An announcement about the layoffs could come before Twitter’s earning report on Thursday.
Goldman Sachs, Gannett slimming down
Twitter isn’t the only company giving its employees bad news.
On Monday, the New York Post reported:
Just one week after reporting its best quarter in more than a year, Goldman Sachs announced on Monday it will show 20 employees to the door – extending the bank’s deepest personnel cuts since the financial crisis.
Though Goldman Sachs’ most recent cuts aren’t large, the New York Post reported that the company has given more than 480 workers the boot this year-the most since the 2009 layoffs that affected 900 employees.
On Monday, Gannett—the largest newspaper company in the United States—also announced job cuts.
The company will lay off 2 percent of its workforce, or roughly 350 positions. The announcement comes just days before its earnings report-which will disclose Gannett’s losing struggle to have its digital revenue make up for print-publishing losses.
Gannett will announce its third-quarter earnings on Thursday. Company insiders say they won’t be pretty, as print ad revenue losses largely between five and eight percent at many of its more than 100 properties swamp efforts at digital business revenue growth. Even before the Thursday call with financial analysts, investor and financial pressure on Gannett has increased steadily throughout the year. Its share price is down more than 35% as it has bid, over the year, to make one additional large acquisition, that of Tronc, the former Tribune Publishing’s nine newspapers, including the L.A. Times and Chicago Tribune.
The publishing giant’s president and CEO, Bob Dickey, spread the news via an employee email, which read in part:
We made the decision to reduce about 2% of our workforce across the organization, including at headquarters. We will communicate with the majority of those affected by the end of the day on Oct. 25, with actions completed by the end of the week.

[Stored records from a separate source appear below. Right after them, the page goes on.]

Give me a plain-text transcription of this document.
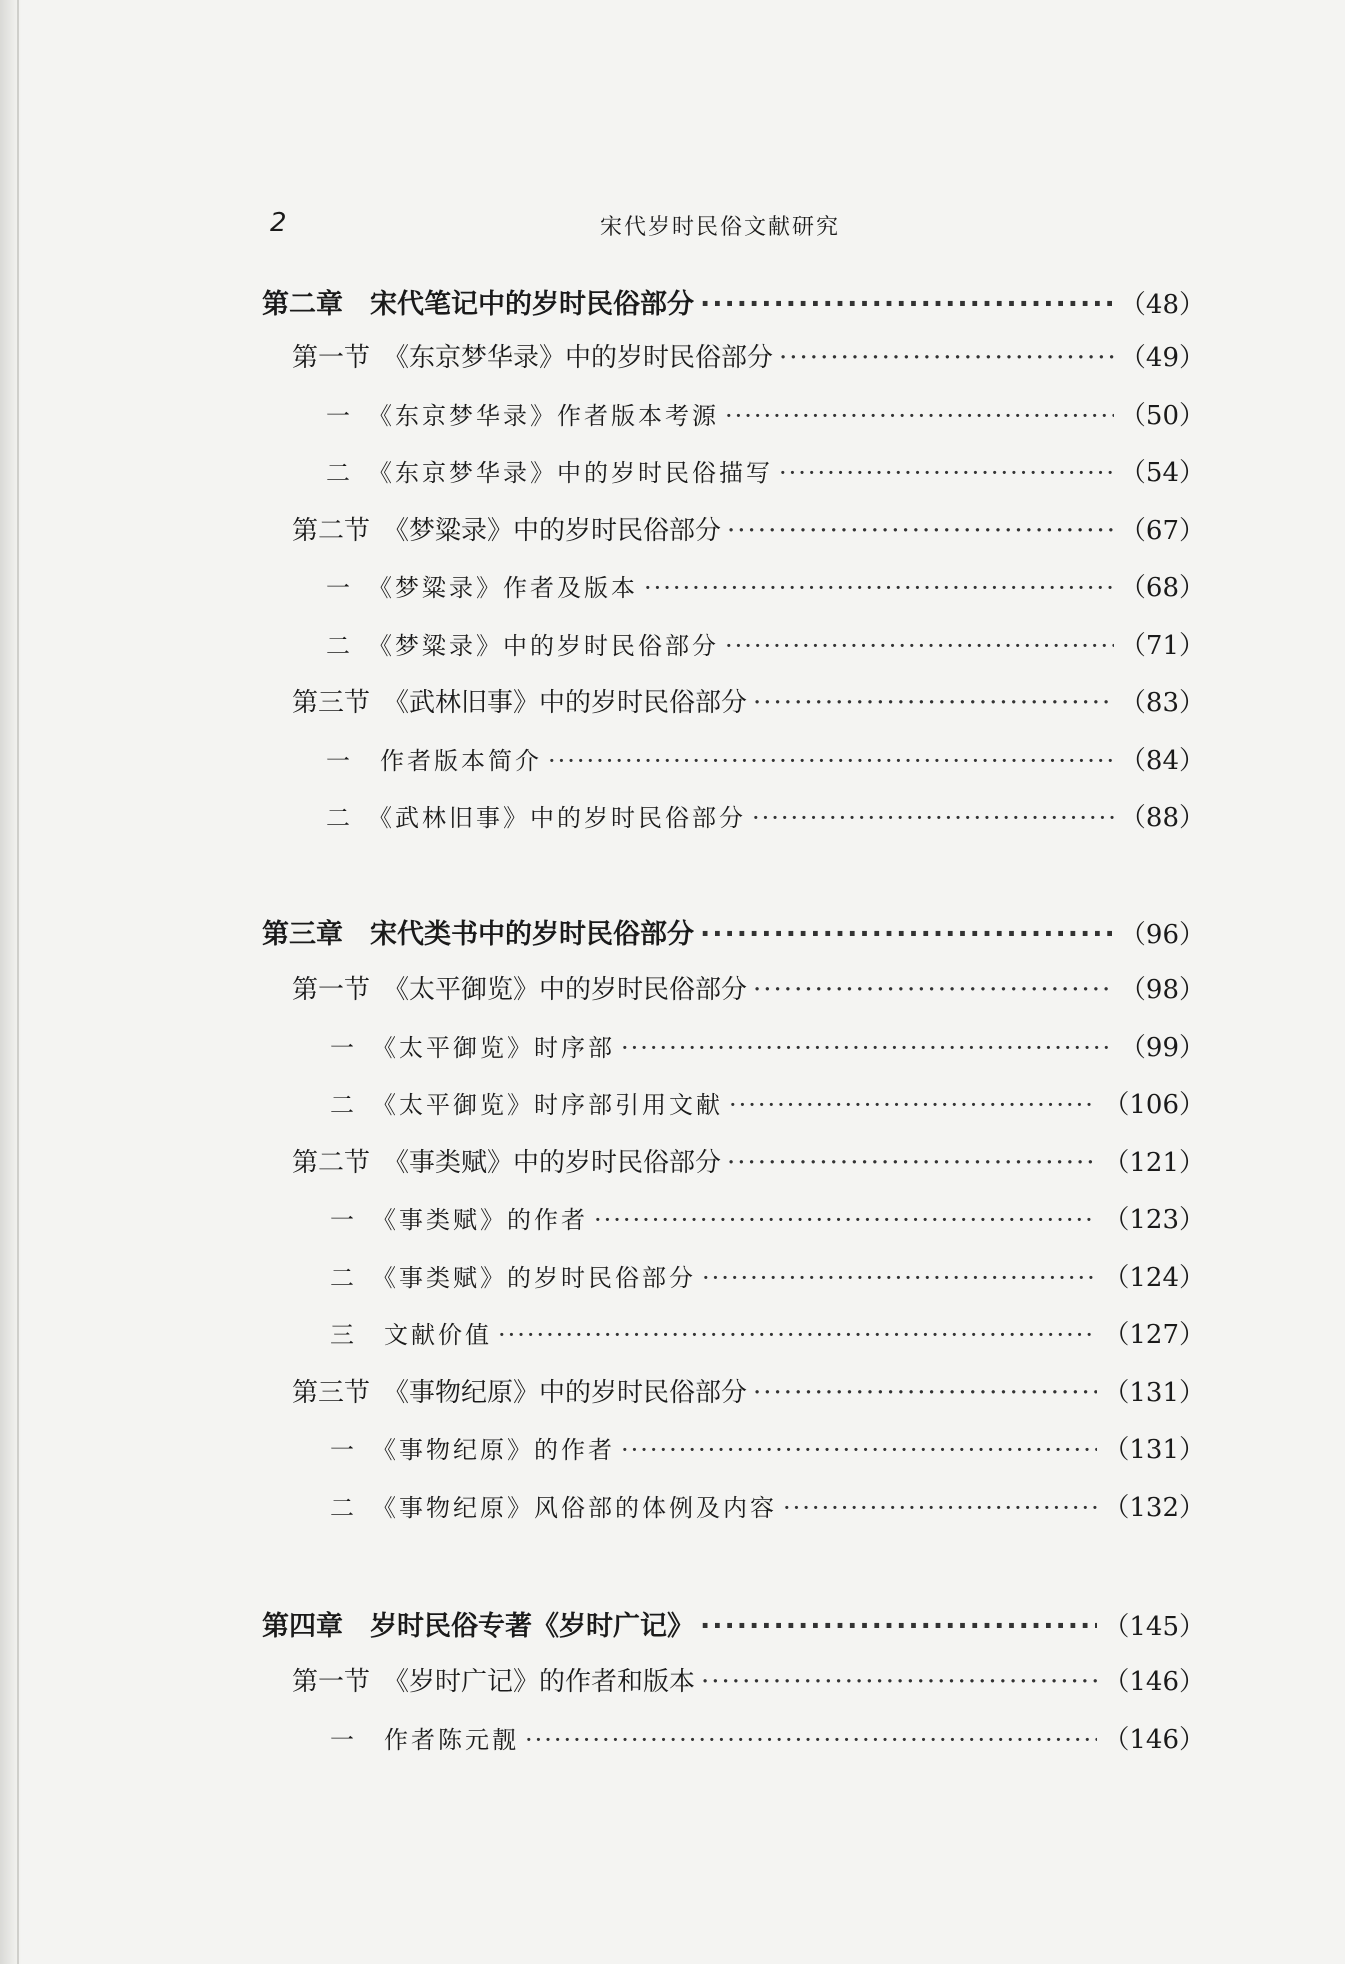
2	宋代岁时民俗文献研究
第二章　宋代笔记中的岁时民俗部分 ·····	（48）
第一节　《东京梦华录》中的岁时民俗部分 ·····	（49）
一　《东京梦华录》作者版本考源 ·····	（50）
二　《东京梦华录》中的岁时民俗描写 ·····	（54）
第二节　《梦粱录》中的岁时民俗部分 ·····	（67）
一　《梦粱录》作者及版本 ·····	（68）
二　《梦粱录》中的岁时民俗部分 ·····	（71）
第三节　《武林旧事》中的岁时民俗部分 ·····	（83）
一　作者版本简介 ·····	（84）
二　《武林旧事》中的岁时民俗部分 ·····	（88）
第三章　宋代类书中的岁时民俗部分 ·····	（96）
第一节　《太平御览》中的岁时民俗部分 ·····	（98）
一　《太平御览》时序部 ·····	（99）
二　《太平御览》时序部引用文献 ·····	（106）
第二节　《事类赋》中的岁时民俗部分 ·····	（121）
一　《事类赋》的作者 ·····	（123）
二　《事类赋》的岁时民俗部分 ·····	（124）
三　文献价值 ·····	（127）
第三节　《事物纪原》中的岁时民俗部分 ·····	（131）
一　《事物纪原》的作者 ·····	（131）
二　《事物纪原》风俗部的体例及内容 ·····	（132）
第四章　岁时民俗专著《岁时广记》 ·····	（145）
第一节　《岁时广记》的作者和版本 ·····	（146）
一　作者陈元靓 ·····	（146）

We will all feel the loss of great colleagues. Each and every one of you has my deep gratitude for your many contributions to the success of our company. Actions like these are difficult, but I remain steadfastly committed to reinvesting in our employees and the capabilities required to sustain and grow our company so that we may continue to serve our customers with excellence.
Over the next 18 months, we will continue to build our scale and invest in important digital capabilities and experiences – such as critical e-commerce infrastructure and significant upgrades to our digital content platforms.
Email gaffe breaks layoffs news to Barron’s staff
Layoffs are never easy, but some missteps can bring a whole new set of internal and external communication problems.
On Oct. 21, Barron’s made headlines for its impending layoffs-because the company’s editor and president, Ed Finn, seriously miscalculated his email skills.
The cringe-worthy mistake came on the heels ofan employee memo from The Wall Street Journal’s editor-in-chief, Gerard Baker. In the memo, Baker offered a severance package to staffers who agreed to resign:
In order to limit the number of involuntary layoffs, we will be offering all news employees around the world – management and non-management – the option to elect to take an enhanced voluntary severance benefit.
[Finn] apparently set out to write a note to a few top officials at the company—including Almar Latour, publisher and executive vice president for Dow Jones Media Group—but instead forwarded the message to the entire Wall Street Journal newsroom. There was news in that message:
Almar, John, Mike,
The email Gerry Baker just sent about wsj buyouts says that dj is offering 1.5x the standard buyout package.